Why do I write a program? Probably because I am going to get some use out of it.
Why do humans make hammers? Because they want to drive nails into wood.
Why do humans make watches? To synchronize events, to measure time.
CPUs, hammers, watches have a purpose.
A human has a brain and it thinks. It is a data processor and it forms ideas, solutions to problems.
Nature is brainless. It doesn’t take any decisions but there are designs in nature.
Something like a planet or star has a spherical shape since it is liquid or gas or plasma and there is the Gravitational potential energy -> kinetic -> sound + heat -> heat
So, you end up with spherical planets and stars.
So, the properties of matter/space/energy leads to certain designs.
For life forms, there are multiple options. You can be a brainless bacteria, a brainless phytoplakton, a brainful elephant.
However, there is competition taking place among them. If that bacteria cannot seek food and use it, it goes extinct since it will eventually get damaged or will run out of fuel.
These lifeforms need to have the right set of properties to survive.
If they don’t, then you end up with a lifeless planet.
But i think you already know those ^^^^^ things.

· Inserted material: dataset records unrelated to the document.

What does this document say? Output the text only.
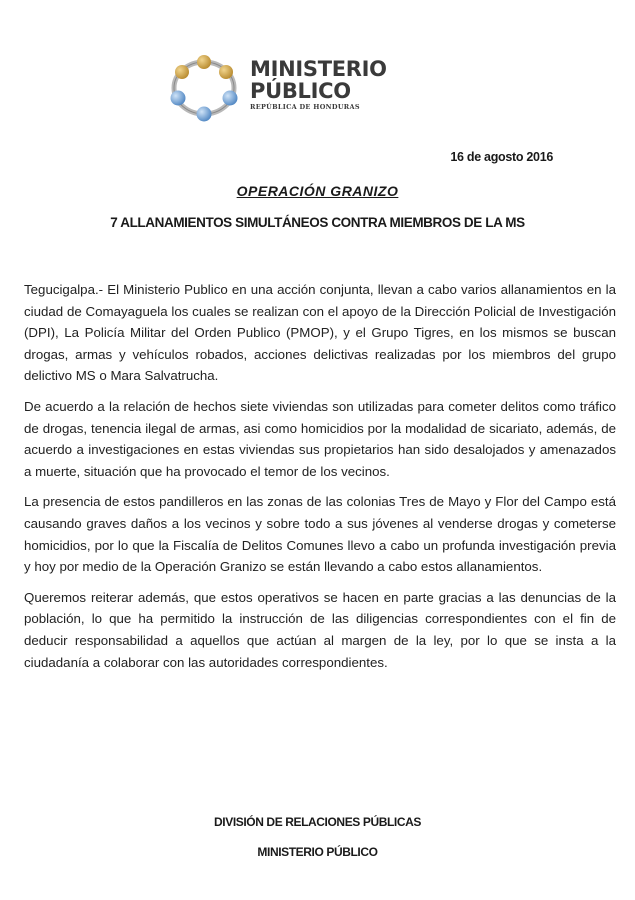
MINISTERIO
PÚBLICO
REPÚBLICA DE HONDURAS
16 de agosto 2016
OPERACIÓN GRANIZO
7 ALLANAMIENTOS SIMULTÁNEOS CONTRA MIEMBROS DE LA MS

Tegucigalpa.- El Ministerio Publico en una acción conjunta, llevan a cabo varios allanamientos en la ciudad de Comayaguela los cuales se realizan con el apoyo de la Dirección Policial de Investigación (DPI), La Policía Militar del Orden Publico (PMOP), y el Grupo Tigres, en los mismos se buscan drogas, armas y vehículos robados, acciones delictivas realizadas por los miembros del grupo delictivo MS o Mara Salvatrucha.

De acuerdo a la relación de hechos siete viviendas son utilizadas para cometer delitos como tráfico de drogas, tenencia ilegal de armas, asi como homicidios por la modalidad de sicariato, además, de acuerdo a investigaciones en estas viviendas sus propietarios han sido desalojados y amenazados a muerte, situación que ha provocado el temor de los vecinos.

La presencia de estos pandilleros en las zonas de las colonias Tres de Mayo y Flor del Campo está causando graves daños a los vecinos y sobre todo a sus jóvenes al venderse drogas y cometerse homicidios, por lo que la Fiscalía de Delitos Comunes llevo a cabo un profunda investigación previa y hoy por medio de la Operación Granizo se están llevando a cabo estos allanamientos.

Queremos reiterar además, que estos operativos se hacen en parte gracias a las denuncias de la población, lo que ha permitido la instrucción de las diligencias correspondientes con el fin de deducir responsabilidad a aquellos que actúan al margen de la ley, por lo que se insta a la ciudadanía a colaborar con las autoridades correspondientes.

DIVISIÓN DE RELACIONES PÚBLICAS
MINISTERIO PÚBLICO
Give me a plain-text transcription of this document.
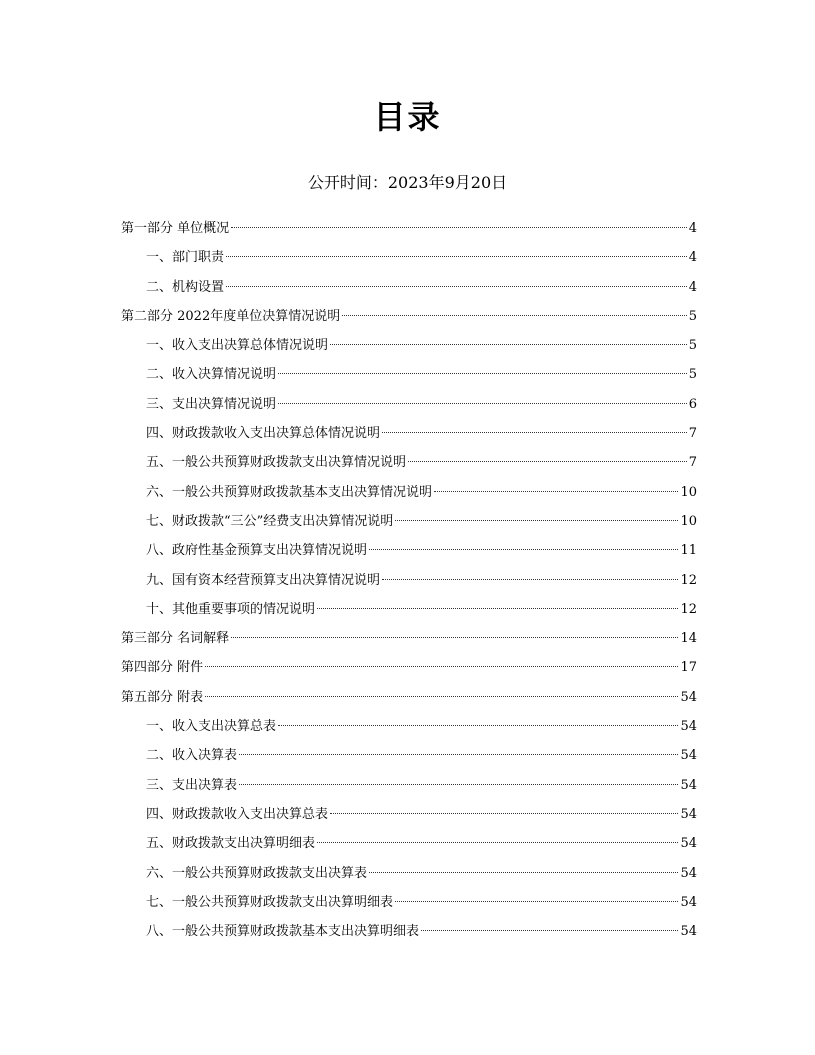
目录
公开时间：2023年9月20日
第一部分 单位概况	4
一、部门职责	4
二、机构设置	4
第二部分 2022年度单位决算情况说明	5
一、收入支出决算总体情况说明	5
二、收入决算情况说明	5
三、支出决算情况说明	6
四、财政拨款收入支出决算总体情况说明	7
五、一般公共预算财政拨款支出决算情况说明	7
六、一般公共预算财政拨款基本支出决算情况说明	10
七、财政拨款“三公”经费支出决算情况说明	10
八、政府性基金预算支出决算情况说明	11
九、国有资本经营预算支出决算情况说明	12
十、其他重要事项的情况说明	12
第三部分 名词解释	14
第四部分 附件	17
第五部分 附表	54
一、收入支出决算总表	54
二、收入决算表	54
三、支出决算表	54
四、财政拨款收入支出决算总表	54
五、财政拨款支出决算明细表	54
六、一般公共预算财政拨款支出决算表	54
七、一般公共预算财政拨款支出决算明细表	54
八、一般公共预算财政拨款基本支出决算明细表	54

(November 16, 2021 at 11:31 am)The Grand Nudger Wrote: I certainly wasn't born with any feeling of purpose
I think most human babies have emotions. They feel hunger, they feel like pooping, they feel temperature and all that. Those basic functions help the baby survive.
Those are the “purposes” that nature has given human babies.
(November 16, 2021 at 11:31 am)The Grand Nudger Wrote: and on the other, I find it difficult to believe that people assign no more or less truth value to their own ideas about the purpose of their own life
Well, I can’t claim that what I described is the absolute truth.
It is hard to prove some of those things.
When it comes to people giving themselves a purpose, they use their emotions. They do what they feel like.